Self Help

I am a happy human. I see so many unhappy humans. Some, I talk to for my job, and some are my friends.

There is no thing I can tell them that will make them happy. I don’t have that power. But I do see one thing that I think leads to dissatisfaction more than anything: comparisons. Self-help books thrive on presenting models of what you “should” do to achieve the levels of success that others might have. But those others have made different bargains with themselves, and others.

The people those books ask you to compare yourselves to are outliers in those things. You are not an outlier in those things. You are an outlier in something else.

Your bargains are your bargains.

What made me think about these things today was thinking about people who have BHAGs. Big, Hairy Ass Goals. We all need BHAGs. I have some. But the real question is this: if your BHAG takes three, or four, or five years to realize, does that mean you are enduring years of not thinking you are good enough, or strong enough, or knowledgeable enough, before you get to that “moment” in which you do think those things?

How long will that moment last?

Will it last longer than those years of thinking you “aren’t there yet”?

I ask myself these questions a lot.

Tony Robbins says that only real dissatisfaction leads to change. He is right. But putting ourselves into a state in which we “endure” years of dissatisfaction/struggle/effort to get to some envisioned change point, is really just years of being unhappy.

That kinda sucks.

Right?

So, here is my point: people buy self-help books and courses because they are dissatisfied. Those books and courses present a model to which they should strive. That model is very likely based upon an outlier, not the middle of the bell curve. And thus, that model is actually more unattainable for those book/course purchasers, than ACTUAL happiness is.

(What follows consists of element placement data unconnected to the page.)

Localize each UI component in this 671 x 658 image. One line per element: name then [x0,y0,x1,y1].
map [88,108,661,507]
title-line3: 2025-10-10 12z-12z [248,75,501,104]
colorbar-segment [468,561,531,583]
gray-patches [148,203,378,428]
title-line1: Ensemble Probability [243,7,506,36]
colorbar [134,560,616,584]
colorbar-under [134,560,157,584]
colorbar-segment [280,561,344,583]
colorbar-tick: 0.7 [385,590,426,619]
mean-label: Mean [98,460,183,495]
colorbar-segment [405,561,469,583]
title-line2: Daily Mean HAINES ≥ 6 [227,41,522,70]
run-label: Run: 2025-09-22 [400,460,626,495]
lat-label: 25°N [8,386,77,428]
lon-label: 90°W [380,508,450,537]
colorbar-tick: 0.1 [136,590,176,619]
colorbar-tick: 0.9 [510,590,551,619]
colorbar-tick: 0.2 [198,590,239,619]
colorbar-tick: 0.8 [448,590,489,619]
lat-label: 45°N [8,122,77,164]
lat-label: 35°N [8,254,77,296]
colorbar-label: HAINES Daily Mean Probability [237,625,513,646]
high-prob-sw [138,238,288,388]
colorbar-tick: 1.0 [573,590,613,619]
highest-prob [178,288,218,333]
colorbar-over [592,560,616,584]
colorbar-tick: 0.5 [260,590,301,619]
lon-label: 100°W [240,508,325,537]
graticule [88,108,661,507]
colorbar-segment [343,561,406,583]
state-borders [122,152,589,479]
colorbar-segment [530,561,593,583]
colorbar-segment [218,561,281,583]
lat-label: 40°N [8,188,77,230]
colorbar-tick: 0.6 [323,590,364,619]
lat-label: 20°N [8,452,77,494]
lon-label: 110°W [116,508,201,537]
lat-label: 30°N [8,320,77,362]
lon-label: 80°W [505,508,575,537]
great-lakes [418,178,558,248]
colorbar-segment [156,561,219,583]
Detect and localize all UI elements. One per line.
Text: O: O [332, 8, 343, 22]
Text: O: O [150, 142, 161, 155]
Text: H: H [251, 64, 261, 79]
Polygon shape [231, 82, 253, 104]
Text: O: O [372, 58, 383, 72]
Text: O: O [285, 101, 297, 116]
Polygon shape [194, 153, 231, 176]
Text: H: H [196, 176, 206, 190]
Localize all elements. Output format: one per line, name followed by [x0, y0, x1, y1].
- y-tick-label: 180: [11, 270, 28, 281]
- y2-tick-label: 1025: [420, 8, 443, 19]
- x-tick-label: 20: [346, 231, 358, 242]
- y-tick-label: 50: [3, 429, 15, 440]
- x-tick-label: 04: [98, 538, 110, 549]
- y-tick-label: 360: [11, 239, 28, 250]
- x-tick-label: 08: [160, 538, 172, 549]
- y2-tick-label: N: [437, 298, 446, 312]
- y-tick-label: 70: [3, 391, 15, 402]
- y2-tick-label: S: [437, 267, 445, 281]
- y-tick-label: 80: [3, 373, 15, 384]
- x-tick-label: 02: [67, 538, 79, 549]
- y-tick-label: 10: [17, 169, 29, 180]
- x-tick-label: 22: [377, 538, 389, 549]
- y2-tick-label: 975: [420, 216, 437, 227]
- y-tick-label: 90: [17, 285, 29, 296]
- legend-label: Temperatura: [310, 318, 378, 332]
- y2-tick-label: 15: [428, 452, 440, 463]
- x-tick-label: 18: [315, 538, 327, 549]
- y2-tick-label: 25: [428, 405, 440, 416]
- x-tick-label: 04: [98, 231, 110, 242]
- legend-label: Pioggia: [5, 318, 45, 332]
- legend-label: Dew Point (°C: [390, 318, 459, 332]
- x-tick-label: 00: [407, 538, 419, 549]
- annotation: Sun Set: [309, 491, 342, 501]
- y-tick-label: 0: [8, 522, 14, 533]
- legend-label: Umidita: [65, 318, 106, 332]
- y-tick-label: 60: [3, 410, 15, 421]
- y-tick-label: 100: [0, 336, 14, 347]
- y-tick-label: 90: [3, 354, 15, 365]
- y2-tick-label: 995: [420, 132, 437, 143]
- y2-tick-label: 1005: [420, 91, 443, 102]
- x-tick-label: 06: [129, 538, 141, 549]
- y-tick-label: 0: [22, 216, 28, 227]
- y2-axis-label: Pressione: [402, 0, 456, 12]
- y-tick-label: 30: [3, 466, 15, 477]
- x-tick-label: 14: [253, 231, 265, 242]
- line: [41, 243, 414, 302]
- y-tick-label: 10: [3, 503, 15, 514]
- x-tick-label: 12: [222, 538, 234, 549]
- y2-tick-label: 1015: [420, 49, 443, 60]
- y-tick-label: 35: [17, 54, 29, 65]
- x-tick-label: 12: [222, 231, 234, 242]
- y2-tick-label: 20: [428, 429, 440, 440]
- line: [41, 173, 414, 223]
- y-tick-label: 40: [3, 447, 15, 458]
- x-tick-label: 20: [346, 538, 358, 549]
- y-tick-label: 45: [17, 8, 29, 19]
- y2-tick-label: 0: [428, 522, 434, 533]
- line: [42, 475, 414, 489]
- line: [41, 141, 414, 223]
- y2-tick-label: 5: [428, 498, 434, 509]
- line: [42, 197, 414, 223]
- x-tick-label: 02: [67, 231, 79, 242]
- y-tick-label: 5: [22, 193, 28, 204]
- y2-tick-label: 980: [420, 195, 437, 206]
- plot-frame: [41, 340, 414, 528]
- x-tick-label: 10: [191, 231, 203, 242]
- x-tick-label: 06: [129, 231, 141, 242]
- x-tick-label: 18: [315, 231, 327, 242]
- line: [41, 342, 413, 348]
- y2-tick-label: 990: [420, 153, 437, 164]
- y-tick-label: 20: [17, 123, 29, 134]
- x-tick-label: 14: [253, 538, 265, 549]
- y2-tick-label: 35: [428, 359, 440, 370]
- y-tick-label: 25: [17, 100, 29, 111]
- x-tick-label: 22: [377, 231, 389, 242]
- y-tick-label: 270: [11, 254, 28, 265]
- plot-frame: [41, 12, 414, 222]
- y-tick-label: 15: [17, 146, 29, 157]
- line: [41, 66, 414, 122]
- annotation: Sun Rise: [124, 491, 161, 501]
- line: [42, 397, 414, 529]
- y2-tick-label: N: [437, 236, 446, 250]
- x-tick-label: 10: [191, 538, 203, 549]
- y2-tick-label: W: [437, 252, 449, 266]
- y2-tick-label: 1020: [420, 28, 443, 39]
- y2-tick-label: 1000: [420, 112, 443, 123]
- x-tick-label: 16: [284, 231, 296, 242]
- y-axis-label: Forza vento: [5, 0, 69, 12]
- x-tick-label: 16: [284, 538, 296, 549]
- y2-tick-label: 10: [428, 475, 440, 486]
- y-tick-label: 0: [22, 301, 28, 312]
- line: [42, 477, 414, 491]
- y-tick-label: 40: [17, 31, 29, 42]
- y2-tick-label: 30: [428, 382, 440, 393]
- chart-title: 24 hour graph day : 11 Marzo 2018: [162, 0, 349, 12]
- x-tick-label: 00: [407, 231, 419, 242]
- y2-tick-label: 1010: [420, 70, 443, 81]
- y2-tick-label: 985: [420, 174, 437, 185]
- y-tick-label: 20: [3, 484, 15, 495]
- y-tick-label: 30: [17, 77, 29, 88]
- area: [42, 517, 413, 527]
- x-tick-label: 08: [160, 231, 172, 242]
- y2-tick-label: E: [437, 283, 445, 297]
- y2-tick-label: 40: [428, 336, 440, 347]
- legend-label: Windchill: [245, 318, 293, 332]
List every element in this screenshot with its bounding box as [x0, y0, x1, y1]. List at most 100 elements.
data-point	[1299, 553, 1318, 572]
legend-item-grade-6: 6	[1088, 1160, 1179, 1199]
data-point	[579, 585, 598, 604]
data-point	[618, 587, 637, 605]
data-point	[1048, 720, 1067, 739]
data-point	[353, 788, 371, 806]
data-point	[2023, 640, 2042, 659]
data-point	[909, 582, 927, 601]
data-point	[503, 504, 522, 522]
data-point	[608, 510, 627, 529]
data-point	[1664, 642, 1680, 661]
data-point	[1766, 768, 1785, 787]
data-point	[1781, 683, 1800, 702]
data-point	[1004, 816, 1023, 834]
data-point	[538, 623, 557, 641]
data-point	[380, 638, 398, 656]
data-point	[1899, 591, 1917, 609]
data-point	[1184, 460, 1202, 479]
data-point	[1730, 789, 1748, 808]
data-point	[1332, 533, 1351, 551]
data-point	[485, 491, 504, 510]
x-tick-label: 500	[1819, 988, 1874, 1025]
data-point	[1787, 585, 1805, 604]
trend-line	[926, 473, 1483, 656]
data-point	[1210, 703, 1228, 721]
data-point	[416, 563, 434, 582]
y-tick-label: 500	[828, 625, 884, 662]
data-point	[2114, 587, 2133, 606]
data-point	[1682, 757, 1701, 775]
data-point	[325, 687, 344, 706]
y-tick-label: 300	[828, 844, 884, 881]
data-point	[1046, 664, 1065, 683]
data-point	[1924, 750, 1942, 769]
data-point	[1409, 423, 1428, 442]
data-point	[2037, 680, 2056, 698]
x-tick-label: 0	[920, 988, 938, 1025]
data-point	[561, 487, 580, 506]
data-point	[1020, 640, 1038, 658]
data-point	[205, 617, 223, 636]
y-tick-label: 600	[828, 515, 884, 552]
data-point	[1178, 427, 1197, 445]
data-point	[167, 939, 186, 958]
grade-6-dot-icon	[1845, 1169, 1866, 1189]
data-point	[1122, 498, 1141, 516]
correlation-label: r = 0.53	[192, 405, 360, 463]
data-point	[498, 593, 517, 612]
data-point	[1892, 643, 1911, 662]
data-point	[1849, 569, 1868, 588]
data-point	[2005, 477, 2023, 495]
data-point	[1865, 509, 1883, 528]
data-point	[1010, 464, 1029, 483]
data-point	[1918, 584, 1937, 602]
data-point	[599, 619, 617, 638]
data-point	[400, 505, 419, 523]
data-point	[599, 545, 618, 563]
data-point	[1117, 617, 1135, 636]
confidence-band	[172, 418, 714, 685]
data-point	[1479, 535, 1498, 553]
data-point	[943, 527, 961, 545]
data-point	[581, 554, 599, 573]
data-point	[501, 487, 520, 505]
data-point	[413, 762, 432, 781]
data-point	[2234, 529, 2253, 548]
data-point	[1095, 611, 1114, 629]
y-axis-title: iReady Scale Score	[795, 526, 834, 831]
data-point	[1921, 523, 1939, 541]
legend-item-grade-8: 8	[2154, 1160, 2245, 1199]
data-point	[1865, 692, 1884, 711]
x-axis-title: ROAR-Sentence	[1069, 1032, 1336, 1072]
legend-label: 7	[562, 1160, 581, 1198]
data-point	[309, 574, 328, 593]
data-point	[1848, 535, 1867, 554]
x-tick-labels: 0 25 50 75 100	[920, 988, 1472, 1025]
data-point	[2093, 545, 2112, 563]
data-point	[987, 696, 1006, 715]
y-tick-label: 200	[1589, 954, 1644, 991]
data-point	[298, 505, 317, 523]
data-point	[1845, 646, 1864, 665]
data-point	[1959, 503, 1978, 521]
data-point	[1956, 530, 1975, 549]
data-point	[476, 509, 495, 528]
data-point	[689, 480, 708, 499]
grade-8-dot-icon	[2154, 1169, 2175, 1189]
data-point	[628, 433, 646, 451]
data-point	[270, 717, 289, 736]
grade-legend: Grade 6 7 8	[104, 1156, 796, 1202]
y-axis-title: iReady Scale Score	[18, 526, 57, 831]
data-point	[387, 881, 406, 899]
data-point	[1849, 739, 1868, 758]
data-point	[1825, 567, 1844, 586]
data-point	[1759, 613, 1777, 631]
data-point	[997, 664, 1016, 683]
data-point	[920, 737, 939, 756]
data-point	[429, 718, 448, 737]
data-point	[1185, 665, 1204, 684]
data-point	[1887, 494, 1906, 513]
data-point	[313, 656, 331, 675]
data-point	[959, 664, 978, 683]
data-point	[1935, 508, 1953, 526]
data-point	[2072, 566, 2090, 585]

It’s simultaneously not that easy, and easier than you think.

If you think years of strife will lead to happiness, you only buy yourself more years of strife. We need better models. The people who write these books, or are the subjects of these books, made it after years of struggle. So, we believe that we need those years of struggle in order to emulate them. But they are the .01%. If you buy a book teaching you how to emulate Richard Branson, you are 99.9999% likely to be not-quite-Richard-Branson. And the .0001% didn’t need the book.

The things I have done have not made me happy. What makes me happy, today? How I think about things. I can do that in an instant. It’s truly the only thing I can control.